In desperation, he makes a lunging pass to Kaku on the sideline. Kaku is similarly under pressure from two men, but is at least facing the right direction, and splits the attackers to find Davis, who had sprung to his feet and ran three yards up field.
Davis opens up his hips and taps it to Kemar Lawrence on the sideline, who one-touches it back to Davis. Davis is still under pressure, so he again slides to get the ball to Alex Muyl closer to midfield, who returns it to Lawrence who sends a probing ball through the defense to lead to a decent attack on the other end of the field.

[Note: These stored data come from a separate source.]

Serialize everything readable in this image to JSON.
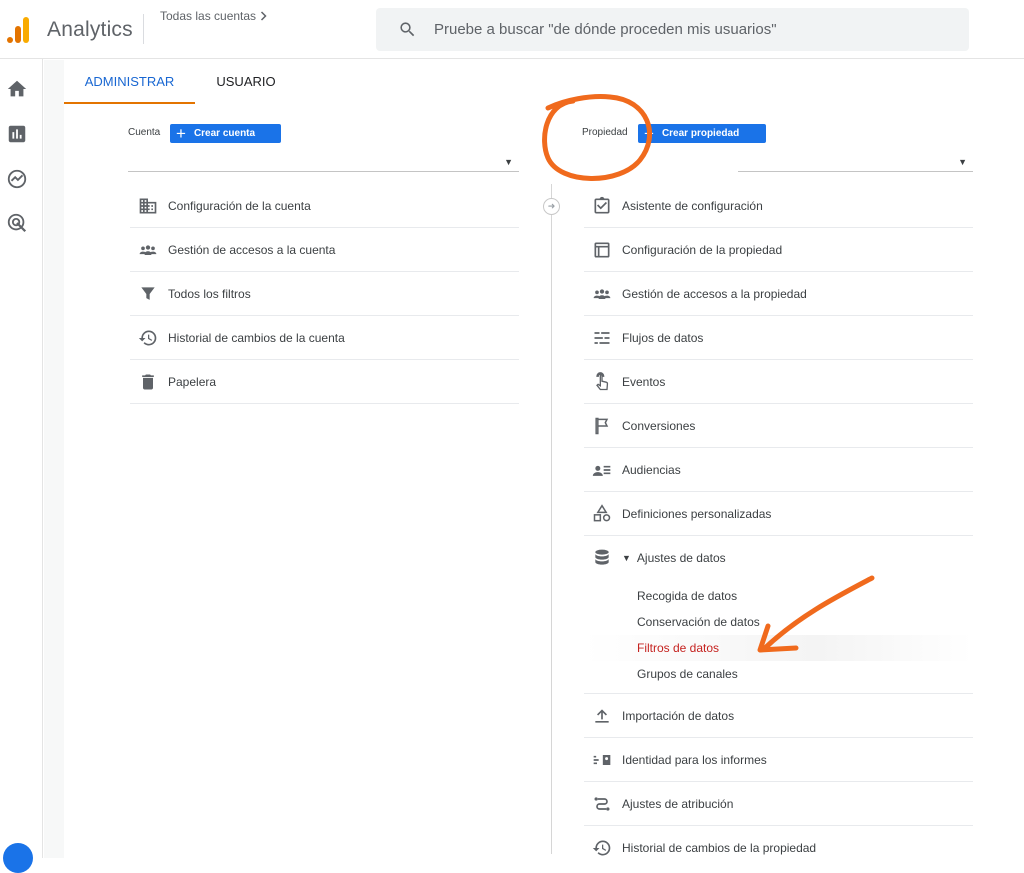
{
  "app": {
    "name": "Analytics",
    "accounts_breadcrumb": "Todas las cuentas"
  },
  "search": {
    "placeholder": "Pruebe a buscar \"de dónde proceden mis usuarios\""
  },
  "tabs": [
    {
      "label": "ADMINISTRAR",
      "active": true
    },
    {
      "label": "USUARIO",
      "active": false
    }
  ],
  "account": {
    "label": "Cuenta",
    "create_button": "Crear cuenta",
    "items": [
      {
        "label": "Configuración de la cuenta",
        "icon": "building-icon"
      },
      {
        "label": "Gestión de accesos a la cuenta",
        "icon": "people-icon"
      },
      {
        "label": "Todos los filtros",
        "icon": "filter-icon"
      },
      {
        "label": "Historial de cambios de la cuenta",
        "icon": "history-icon"
      },
      {
        "label": "Papelera",
        "icon": "trash-icon"
      }
    ]
  },
  "property": {
    "label": "Propiedad",
    "create_button": "Crear propiedad",
    "items": [
      {
        "label": "Asistente de configuración",
        "icon": "checklist-icon"
      },
      {
        "label": "Configuración de la propiedad",
        "icon": "layout-icon"
      },
      {
        "label": "Gestión de accesos a la propiedad",
        "icon": "people-icon"
      },
      {
        "label": "Flujos de datos",
        "icon": "streams-icon"
      },
      {
        "label": "Eventos",
        "icon": "touch-icon"
      },
      {
        "label": "Conversiones",
        "icon": "flag-icon"
      },
      {
        "label": "Audiencias",
        "icon": "audience-icon"
      },
      {
        "label": "Definiciones personalizadas",
        "icon": "shapes-icon"
      },
      {
        "label": "Ajustes de datos",
        "icon": "database-icon"
      }
    ],
    "data_settings_sub": [
      {
        "label": "Recogida de datos",
        "active": false
      },
      {
        "label": "Conservación de datos",
        "active": false
      },
      {
        "label": "Filtros de datos",
        "active": true
      },
      {
        "label": "Grupos de canales",
        "active": false
      }
    ],
    "items_after": [
      {
        "label": "Importación de datos",
        "icon": "upload-icon"
      },
      {
        "label": "Identidad para los informes",
        "icon": "identity-icon"
      },
      {
        "label": "Ajustes de atribución",
        "icon": "attribution-icon"
      },
      {
        "label": "Historial de cambios de la propiedad",
        "icon": "history-icon"
      }
    ]
  },
  "colors": {
    "accent_blue": "#1a73e8",
    "tab_orange": "#e37400",
    "active_red": "#c5221f",
    "annotation_orange": "#f06a1d"
  }
}
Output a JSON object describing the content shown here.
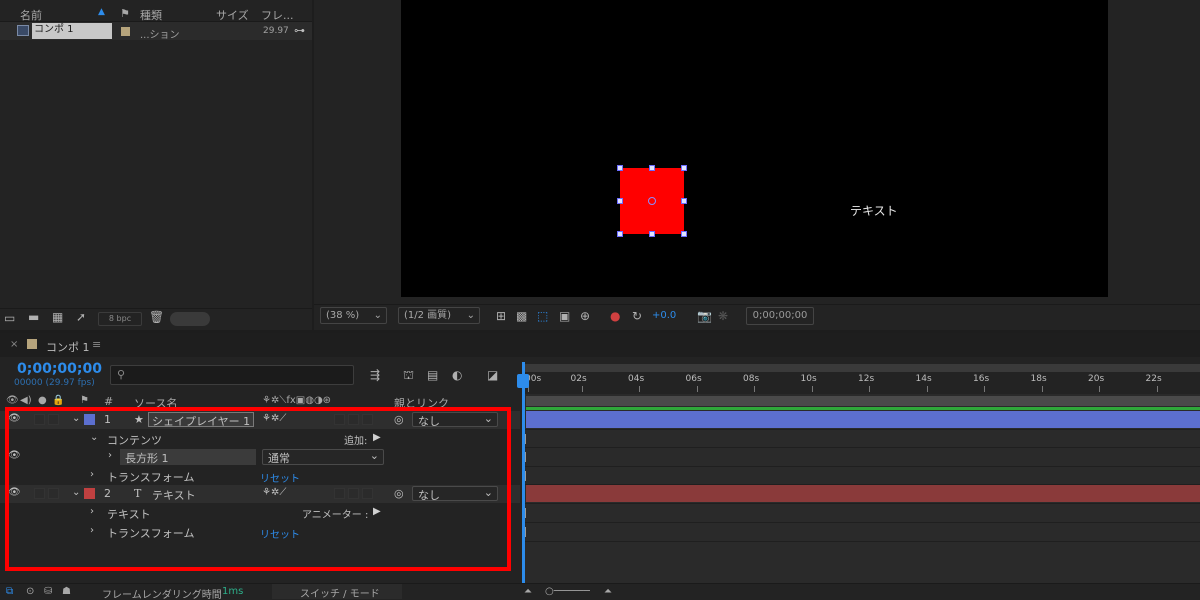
{
  "project": {
    "headers": {
      "name": "名前",
      "type": "種類",
      "size": "サイズ",
      "frame": "フレ..."
    },
    "item": {
      "name": "コンポ 1",
      "type": "...ション",
      "fps": "29.97"
    },
    "bpc": "8 bpc"
  },
  "viewer": {
    "zoom": "(38 %)",
    "resolution": "(1/2 画質)",
    "exposure": "+0.0",
    "timecode": "0;00;00;00",
    "canvas_text": "テキスト",
    "shape_color": "#ff0000"
  },
  "timeline": {
    "tab": "コンポ 1",
    "timecode": "0;00;00;00",
    "fps": "00000 (29.97 fps)",
    "columns": {
      "num": "#",
      "source": "ソース名",
      "parent": "親とリンク"
    },
    "ticks": [
      ":00s",
      "02s",
      "04s",
      "06s",
      "08s",
      "10s",
      "12s",
      "14s",
      "16s",
      "18s",
      "20s",
      "22s"
    ],
    "layers": [
      {
        "num": "1",
        "name": "シェイプレイヤー 1",
        "parent": "なし",
        "color": "#5c6fcf"
      },
      {
        "num": "2",
        "name": "テキスト",
        "parent": "なし",
        "color": "#c04040"
      }
    ],
    "contents": "コンテンツ",
    "add": "追加:",
    "rect": "長方形 1",
    "blend": "通常",
    "transform": "トランスフォーム",
    "reset": "リセット",
    "text_prop": "テキスト",
    "animator": "アニメーター :",
    "footer": {
      "render": "フレームレンダリング時間",
      "render_val": "1ms",
      "switch": "スイッチ / モード"
    }
  }
}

This segment of play won’t show up on the score sheet anywhere and probably didn’t make it on to the big highlight shows that night, but it was so indicative of the kind of hustle plays that this Red Bulls team has been making all year, and precisely the ability of this team to create attacking moments out of the ether. This play in particular was led by three of the players who have been so instrumental to New York’s success this year.
Starting with the pivot man in all of this, it had been tradition to think of Sean Davis as one of the best young midfielders in the league, only now at 25 he’s not that young anymore. While his midfield partner Tyler Adams is getting more of the international attention and national team call-ups, Davis has cemented himself in as the team’s defensive midfielder who covers more ground than does the sunlight.
Second comes Kaku, the big offseason signing that didn’t feel like a big one but a right one. All Kaku has done since arriving from Huracan is smile broadly, come off like an absolute sweetheart who loves his mother, and make big plays.
All five of his goals this season from the playmaker role have been game winners, and his fourteen assists this year already rank him in the top 25 in franchise history for entire careers. Last but not least is Kemar Lawrence. Taxi is one of the best wing backs in the league right now and, like the two men mentioned before him, has drawn interest from some of the big clubs in the big leagues.
Which of these pieces will still be around come next season is always the question. Every year seems like a rebuilding year in MLS. But these guys are here now and part of a top notch team. And that team aspect really came to the fore against San Jose, but not in the exhibitions of team football as described above, but more what came after.
Consider the goal that made Bradley Wright-Phillips the first man to score twenty goals in three separate MLS seasons. Red Bulls are up 1-0 in the first half, after an Alex Muyl goal that BWP could have tapped home, but let roll across the line. Wright-Phillips gets his head on a set piece that smacks off the far post.
San Jose’s defenders don’t follow the play, so the ball rebounds back across the face of goal to a charging Wright-Phillips, who blasts it back in that direction, off the keeper’s head and in. Bradley does a, frankly, embarrassing little dance and is mobbed by his teammates, but it doesn’t end there.
Off a corner, centerback Tim Parker heels a ball down into the turf to pop it up, and Aaron Long is there to head the ball off the crossbar and in, 3-0. Long celebrates by – perhaps mocking, perhaps in tribute, doing BWP’s heel-clicker goal celebration, and he likewise is covered in the dogpile.
In those celebrations, you can see all the outfield players coming together to celebrate, and moreover, you can see them enjoying their performances, and finding joy in their game and each other. It wasn’t just a business trip out west to beat a team they should beat; there was an attitude and a swagger that flowed through them.
Hard work, teamwork, positivity. These are all words coaches love to say and that fans usually roll their eyes at. But with two trophies left on the table to win, the Red Bulls will need all of that and some luck to get either or both of them, and the good teams, the great teams, make their own luck with every little bit of ethereal magic they can find. This looks and feels like a team that is finding it.
This New York Red Bulls team is a good team, undeniably, but they may just have that bit of intangibles to be great, and to overcome decades of falling on their faces just before the finish line, they will need every bit they can get.